Но вдруг восклики Алехандро вырвали Габриеля из мыслей на этом кладбище старой демократии.
– Смотрите! Вон годное здание! – указывая на одно из зданий, заголосил Алехандро.
Габриель кинул на него свой взгляд. Серое, унылое, разбитое и истерзанное временем, больше напоминавшее разрушенный старый склеп. Последнее напоминание о ранее здесь существовавшей Италии, а потом и Римском Престоле оно совсем не походило на место встречи глав самых крупных сепаратных сообществ, свободного города Милана.

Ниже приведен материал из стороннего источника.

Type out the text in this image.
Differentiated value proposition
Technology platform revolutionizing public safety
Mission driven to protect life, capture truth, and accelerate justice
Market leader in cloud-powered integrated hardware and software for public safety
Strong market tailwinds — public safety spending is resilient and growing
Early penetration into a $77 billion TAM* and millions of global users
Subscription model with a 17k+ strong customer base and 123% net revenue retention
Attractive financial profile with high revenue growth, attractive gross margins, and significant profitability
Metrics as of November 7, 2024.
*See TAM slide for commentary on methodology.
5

Но им нужно было укрыться от ока режима и они это сделали.
Парни не приметили одного: это здание, вместе с рядом стоящими постройками, образовывало незамкнутый квадрат, с отсутствием одной стороны. А в середине этакого дворика стояло некое здание, отдалённо напоминавшее постройку, отражавшую величие былых эпох. Парни зашли в полуразрушенное здание и увидели, что раньше тут был, какой–то офис, где беспрестанно работали сотни бумажных клерков, а это его первый этаж, который был практически пуст. Только старый стол в углу у окна. Внутри оно оказалось ещё более жалким и убогим, нежели снаружи. Обшарпанные и потрескавшиеся стены, разбитый пол, который был весь в горах мусора, выбитые окна, сквозь которые спокойно гулял ветер.